Fantasy Premier League (FPL) Data Analysis

I Dewa Gede Natih Bernan

Sosial Media


3 orang menyukai ini
Suka

Summary

In this analysis we will dive down into the players database in the Fantasy Premier League (FPL) game, especially from season 2024/25.

For those of you who are not familiar, FPL is a football fantasy game where you score points based on the real-life player you selected who plays in the English Premier League. If you're into football and data analytics, this is the game for you! Go check it out: https://fantasy.premierleague.com/

We will do some **exploratory data analysis** to find some interesting facts that can help us win the game! Also, we will also try to create a model that can **predict the total points** from a player based on his stats.

Description

 

Import Dataset

We will use a comprehensive dataset of players in FPL from season 2024/25, provided by [Paolo Mazza](https://www.kaggle.com/meraxes10) on Kaggle.

Here is the link to download the dataset: https://www.kaggle.com/datasets/meraxes10/fantasy-premier-league-dataset-2024-2025 (last update: 29 Oct 2024)

Data Preprocessing

First, we will look at the types of the features provided in the dataset

We have **80** features in the dataset, which have various types such as integer, float, and object.

Now we will check for any missing values in the dataset.

We can see that 8 out of 80 of our features have quite a lot of missing values.

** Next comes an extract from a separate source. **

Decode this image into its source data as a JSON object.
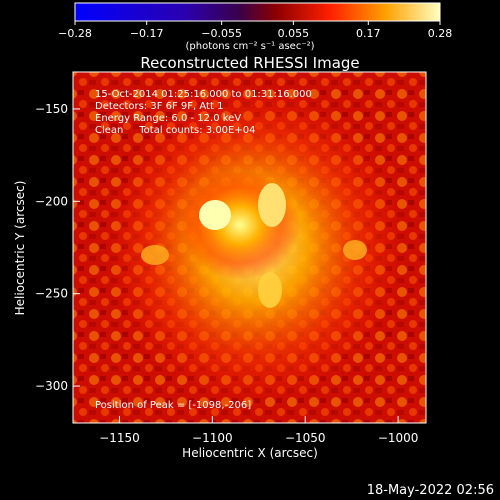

For example, 'penalties_order' is the rank of a player based on the number of penalties he has taken, so if he never took a penalty then the value will be missing. Same goes for 'direct_freekicks_order' and 'corners_and_indirect_freekicks_order'. We can just ignore these features.

Next, for 'news', 'chance_of_playing_this_round', 'chance_of_playing_next_round', 'news_added', and 'region' columns will be filled if there is a news for the player, for example the player is injured, moved to another club outside of the Premier League, etc. We can also ignore these features.

We now have only 72 features left with no more missing values. Now let's get to the interesting part!

Exploratory Data Analysis

Let's start with the most basic question: how many players are there in the Premier League?

Now let's check the descriptive statistics of our data.

Next, we would like to know how many players are there from each position (GKP, DEF, MID, FWD). We will use a simple pie chart for this.

Almost half of the players are Midfielders (MID)! There are so many to choose from! This makes sense because in the game we must pick 5 midfielders for our team out of 15 players total

Let's try another thing. Suppose we would like to know how FPL price their players based on position. Is any particular position tends to be more expensive than the others?

We can see that the Goalkeepers (GKP) and Defenders (DEF) are very similarly priced with average between 4.0 - 4.5. The KDE plots for GKP and DEF are very narrow compared to other positions, means that they have the least variance of price. Meanwhile, prices for Forwards (FWD) are the most widely spread.

Now, let's see which Premier League team has the most FPL points from their players

Turns out that Southampton gives us the lowest total points from their players. This actually makes sense because they sit at the very bottom of the Premier League table up until the cut-off time. We can also see that the top 3 teams are almost identical with the real Premier League table.

Next, let's see who are our top points scorers individually

The list is dominated by Midfielders, with Salah and Palmer leading the table. Meanwhile, there are just a few of Goalkeepers and Defenders on the list.

In FPL, there is a metric called Influence, Creativity, and Threat (ICT) index, which shows how much a certain player influence the game, which also usually translates to FPL points. Let's create a scatter plot to map the ICT index and FPL points, to show if this really is the case.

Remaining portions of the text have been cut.